The dispatched agent has exactly the permissions the target project granted itself. It cannot write outside the project's scoped Edit/Write globs. It cannot reach into a sibling project's filesystem except through the orchestration server's read-only bridge tools (worklog_read_file, worklog_search, worklog_project_context). This is the per-project sandboxing contract: the project owns its risk surface, the orchestration layer respects it.

The session that produced this handbook

The canonical demonstration artifact for this chapter is the session that produced the handbook itself:

  • An idea note (docs/log/idea/idea-arash-20260507-221835-382557.md) capturing the workshop concept.
  • A synthesis task that produced the stack-axis survey result note.
  • A goal note (docs/log/goal/goal-arash-20260507-221912-674817.md) pinning the workshop deadline.
  • A batch of drafting tasks, one per chapter (task-arash-20260511-handbook-10-bids.md-80-orchestration.md), dispatched in parallel via independent schedule_queue calls so each chapter can run on its own model budget.
  • A result note per chapter, written back to docs/log/result/ by the dispatched session — this very file is one of them.

The chain is the orchestration loop in one project. Captures become tasks become queued dispatches become result notes become content. The handbook reader can walk the same trail by reading each note in turn — the orchestration layer kept the receipts.

Honest gap: dispatch is single-operator

The cohort survey records that cross-project dispatch is a real working pattern, but only one operator currently uses it routinely. The mechanism is well-defined; the practice is not yet shared. The workshop introduces dispatch on Day 3 as the closing pattern of the agentic layer — participants leave knowing how to file a cross-project observation, dispatch a single-project run, and chain two tasks by dependency. Multi-operator dispatch (multiple people queuing into the same registry) is out of scope.

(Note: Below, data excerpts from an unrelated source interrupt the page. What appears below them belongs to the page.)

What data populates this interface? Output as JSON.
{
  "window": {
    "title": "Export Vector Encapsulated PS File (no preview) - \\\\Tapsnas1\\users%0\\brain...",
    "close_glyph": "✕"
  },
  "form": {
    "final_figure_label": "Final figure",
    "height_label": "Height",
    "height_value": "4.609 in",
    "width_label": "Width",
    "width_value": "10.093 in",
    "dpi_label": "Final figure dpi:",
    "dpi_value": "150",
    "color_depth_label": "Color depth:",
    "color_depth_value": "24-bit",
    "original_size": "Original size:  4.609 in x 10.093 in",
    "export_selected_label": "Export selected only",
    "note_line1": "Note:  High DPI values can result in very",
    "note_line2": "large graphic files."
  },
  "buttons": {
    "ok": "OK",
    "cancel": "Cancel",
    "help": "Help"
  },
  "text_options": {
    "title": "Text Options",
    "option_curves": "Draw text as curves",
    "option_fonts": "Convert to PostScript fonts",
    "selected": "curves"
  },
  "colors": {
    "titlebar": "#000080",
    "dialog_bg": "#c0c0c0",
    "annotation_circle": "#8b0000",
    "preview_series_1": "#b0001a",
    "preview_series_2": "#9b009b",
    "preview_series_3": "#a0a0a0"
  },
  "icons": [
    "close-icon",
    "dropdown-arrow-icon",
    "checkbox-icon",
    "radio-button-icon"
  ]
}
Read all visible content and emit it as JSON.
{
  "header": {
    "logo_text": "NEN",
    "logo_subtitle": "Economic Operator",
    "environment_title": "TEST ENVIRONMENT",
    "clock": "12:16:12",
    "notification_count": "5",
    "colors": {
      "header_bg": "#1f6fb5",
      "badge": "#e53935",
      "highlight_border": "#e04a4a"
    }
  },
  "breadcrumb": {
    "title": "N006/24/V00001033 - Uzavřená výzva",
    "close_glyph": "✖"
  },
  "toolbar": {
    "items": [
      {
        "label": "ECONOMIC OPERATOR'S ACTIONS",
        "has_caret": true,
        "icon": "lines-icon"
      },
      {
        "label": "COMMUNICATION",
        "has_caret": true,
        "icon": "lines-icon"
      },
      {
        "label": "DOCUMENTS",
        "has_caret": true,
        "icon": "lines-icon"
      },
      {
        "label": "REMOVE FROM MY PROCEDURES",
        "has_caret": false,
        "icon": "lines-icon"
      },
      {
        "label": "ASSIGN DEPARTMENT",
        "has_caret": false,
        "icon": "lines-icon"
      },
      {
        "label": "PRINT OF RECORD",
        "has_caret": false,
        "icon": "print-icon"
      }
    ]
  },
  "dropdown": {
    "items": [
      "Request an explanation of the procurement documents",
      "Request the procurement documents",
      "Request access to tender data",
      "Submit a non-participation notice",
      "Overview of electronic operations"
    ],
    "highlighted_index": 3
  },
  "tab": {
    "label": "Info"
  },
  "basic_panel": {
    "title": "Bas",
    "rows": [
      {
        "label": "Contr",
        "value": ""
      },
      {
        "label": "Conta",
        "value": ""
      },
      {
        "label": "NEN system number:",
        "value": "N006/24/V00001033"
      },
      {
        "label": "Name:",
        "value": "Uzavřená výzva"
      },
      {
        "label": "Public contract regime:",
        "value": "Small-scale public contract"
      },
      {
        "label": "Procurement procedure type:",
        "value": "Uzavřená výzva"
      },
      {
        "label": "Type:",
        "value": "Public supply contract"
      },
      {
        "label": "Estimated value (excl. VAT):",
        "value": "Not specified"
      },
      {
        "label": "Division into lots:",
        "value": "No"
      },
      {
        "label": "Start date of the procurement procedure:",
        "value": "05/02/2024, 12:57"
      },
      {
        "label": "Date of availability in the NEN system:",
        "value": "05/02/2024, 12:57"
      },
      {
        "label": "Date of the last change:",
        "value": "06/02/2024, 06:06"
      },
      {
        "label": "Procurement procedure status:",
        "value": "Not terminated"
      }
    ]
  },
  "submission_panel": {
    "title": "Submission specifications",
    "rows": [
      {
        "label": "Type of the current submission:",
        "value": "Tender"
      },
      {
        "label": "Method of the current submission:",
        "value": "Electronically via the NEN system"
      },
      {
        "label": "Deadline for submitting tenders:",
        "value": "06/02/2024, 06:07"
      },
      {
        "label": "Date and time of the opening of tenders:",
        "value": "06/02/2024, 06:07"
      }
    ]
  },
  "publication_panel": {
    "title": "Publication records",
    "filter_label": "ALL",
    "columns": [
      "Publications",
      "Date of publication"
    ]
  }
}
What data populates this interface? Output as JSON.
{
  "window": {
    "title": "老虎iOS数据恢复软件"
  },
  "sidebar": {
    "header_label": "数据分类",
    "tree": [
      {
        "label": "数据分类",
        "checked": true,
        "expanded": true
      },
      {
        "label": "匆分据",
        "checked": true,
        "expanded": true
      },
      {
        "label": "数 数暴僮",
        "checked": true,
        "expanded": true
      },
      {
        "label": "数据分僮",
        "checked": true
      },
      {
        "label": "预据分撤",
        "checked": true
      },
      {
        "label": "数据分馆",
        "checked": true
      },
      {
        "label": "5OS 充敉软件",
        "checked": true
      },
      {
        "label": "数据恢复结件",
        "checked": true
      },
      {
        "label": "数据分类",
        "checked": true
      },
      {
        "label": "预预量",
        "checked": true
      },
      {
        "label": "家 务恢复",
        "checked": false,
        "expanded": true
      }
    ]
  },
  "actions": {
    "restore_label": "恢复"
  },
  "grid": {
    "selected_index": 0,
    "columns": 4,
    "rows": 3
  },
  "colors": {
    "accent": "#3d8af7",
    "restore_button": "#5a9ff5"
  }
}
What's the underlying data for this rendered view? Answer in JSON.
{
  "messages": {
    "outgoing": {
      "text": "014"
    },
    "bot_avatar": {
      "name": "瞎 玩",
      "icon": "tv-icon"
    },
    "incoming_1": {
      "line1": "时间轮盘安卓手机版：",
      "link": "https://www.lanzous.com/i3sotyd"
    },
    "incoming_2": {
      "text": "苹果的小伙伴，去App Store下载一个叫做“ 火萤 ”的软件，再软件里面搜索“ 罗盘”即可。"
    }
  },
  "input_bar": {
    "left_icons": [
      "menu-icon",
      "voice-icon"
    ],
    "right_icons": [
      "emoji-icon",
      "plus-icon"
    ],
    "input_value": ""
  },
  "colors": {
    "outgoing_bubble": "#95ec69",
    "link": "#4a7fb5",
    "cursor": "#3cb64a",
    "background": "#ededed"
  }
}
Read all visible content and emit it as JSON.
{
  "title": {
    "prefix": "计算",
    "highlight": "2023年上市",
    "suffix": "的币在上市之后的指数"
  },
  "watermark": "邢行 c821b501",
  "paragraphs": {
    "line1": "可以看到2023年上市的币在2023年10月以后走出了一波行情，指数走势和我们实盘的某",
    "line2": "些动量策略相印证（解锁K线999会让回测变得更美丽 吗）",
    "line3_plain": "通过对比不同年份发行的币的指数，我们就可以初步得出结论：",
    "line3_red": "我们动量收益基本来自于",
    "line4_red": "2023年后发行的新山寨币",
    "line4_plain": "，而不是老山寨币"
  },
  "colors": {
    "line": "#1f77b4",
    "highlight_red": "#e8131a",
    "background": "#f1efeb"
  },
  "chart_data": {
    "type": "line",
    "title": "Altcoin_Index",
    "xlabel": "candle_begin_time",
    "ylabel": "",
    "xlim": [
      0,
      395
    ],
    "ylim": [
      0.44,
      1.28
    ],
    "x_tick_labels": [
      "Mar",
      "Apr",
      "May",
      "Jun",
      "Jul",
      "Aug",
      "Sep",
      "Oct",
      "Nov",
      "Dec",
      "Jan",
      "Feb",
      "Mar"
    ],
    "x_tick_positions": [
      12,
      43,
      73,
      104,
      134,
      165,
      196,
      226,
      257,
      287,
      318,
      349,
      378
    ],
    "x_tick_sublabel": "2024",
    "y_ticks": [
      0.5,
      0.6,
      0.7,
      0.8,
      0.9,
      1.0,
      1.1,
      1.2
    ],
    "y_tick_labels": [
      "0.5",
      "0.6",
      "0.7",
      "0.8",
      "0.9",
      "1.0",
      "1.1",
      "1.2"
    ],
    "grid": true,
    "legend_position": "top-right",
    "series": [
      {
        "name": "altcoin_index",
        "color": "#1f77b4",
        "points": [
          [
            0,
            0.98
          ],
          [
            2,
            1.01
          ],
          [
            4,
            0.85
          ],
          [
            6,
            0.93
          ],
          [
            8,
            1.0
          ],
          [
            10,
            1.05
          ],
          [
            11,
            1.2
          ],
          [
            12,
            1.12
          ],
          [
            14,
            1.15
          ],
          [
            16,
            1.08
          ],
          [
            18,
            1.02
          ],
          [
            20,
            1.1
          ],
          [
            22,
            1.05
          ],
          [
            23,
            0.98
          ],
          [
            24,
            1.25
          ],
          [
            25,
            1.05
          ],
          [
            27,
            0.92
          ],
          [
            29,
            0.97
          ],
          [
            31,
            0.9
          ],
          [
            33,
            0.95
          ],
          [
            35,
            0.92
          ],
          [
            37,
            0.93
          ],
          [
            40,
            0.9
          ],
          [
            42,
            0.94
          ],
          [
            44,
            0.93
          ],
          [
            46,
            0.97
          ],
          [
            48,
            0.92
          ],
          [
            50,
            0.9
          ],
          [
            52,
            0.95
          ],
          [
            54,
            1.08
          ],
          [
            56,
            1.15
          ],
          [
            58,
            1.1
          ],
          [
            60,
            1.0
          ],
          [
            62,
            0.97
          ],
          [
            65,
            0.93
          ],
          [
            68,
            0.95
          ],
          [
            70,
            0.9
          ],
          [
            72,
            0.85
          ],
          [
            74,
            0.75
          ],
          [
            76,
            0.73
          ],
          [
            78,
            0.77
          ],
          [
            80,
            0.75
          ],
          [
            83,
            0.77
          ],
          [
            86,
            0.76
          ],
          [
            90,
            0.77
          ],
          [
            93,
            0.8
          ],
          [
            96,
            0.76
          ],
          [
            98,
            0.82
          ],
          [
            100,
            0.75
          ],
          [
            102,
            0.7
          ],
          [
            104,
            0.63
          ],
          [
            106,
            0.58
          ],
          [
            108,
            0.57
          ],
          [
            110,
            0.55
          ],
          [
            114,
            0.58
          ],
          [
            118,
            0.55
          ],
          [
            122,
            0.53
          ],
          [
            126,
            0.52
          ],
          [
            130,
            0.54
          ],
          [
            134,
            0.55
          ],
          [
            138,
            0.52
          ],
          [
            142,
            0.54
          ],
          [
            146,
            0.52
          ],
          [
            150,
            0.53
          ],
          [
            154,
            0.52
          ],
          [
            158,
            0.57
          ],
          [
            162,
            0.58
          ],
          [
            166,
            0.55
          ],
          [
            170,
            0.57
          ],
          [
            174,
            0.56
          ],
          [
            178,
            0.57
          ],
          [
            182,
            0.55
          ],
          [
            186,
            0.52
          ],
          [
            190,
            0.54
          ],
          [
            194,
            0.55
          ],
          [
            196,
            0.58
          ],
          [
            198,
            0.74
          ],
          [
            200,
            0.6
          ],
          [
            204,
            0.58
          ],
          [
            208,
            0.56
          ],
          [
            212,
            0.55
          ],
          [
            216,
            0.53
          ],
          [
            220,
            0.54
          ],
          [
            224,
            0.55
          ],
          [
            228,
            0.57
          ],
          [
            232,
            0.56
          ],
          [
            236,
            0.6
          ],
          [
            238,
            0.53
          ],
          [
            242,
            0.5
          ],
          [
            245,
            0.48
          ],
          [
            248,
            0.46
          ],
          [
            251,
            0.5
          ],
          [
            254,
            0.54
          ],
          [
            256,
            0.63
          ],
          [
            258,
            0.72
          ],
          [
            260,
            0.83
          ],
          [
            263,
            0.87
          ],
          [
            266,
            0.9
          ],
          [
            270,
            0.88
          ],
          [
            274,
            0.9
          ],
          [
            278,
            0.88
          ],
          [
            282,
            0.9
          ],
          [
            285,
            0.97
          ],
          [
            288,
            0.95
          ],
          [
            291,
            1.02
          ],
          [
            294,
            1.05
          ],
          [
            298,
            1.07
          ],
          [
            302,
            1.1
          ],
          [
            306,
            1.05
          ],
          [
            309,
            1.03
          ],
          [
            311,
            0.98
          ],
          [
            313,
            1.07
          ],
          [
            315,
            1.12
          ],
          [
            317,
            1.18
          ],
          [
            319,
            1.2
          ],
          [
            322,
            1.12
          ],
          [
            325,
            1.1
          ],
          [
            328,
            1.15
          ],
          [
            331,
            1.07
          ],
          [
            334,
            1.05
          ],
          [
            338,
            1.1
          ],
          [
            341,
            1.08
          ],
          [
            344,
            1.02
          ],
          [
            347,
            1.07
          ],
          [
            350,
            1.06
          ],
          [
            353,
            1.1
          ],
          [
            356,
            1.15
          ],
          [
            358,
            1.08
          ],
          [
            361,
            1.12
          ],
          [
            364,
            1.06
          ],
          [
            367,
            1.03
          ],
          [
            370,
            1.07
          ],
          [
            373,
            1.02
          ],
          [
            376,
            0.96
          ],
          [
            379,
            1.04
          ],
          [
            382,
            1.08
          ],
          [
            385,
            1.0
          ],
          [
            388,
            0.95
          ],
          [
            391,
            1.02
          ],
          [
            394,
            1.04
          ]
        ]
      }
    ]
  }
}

See 99-honest-gaps.md for the cross-cutting adoption gaps, including the single-author fragility note that 00-frame/single-author-fragility.md expands on as a Day-1 framing concern.

Further reading

  • Anthropic model overview — haiku / sonnet / opus capability tiers; guidance for matching model to task complexity in dispatch calls.
  • Claude Code §Sub-agents — how the Agent(...) tool spawns isolated subagent contexts; the mechanism run_prompt() drives.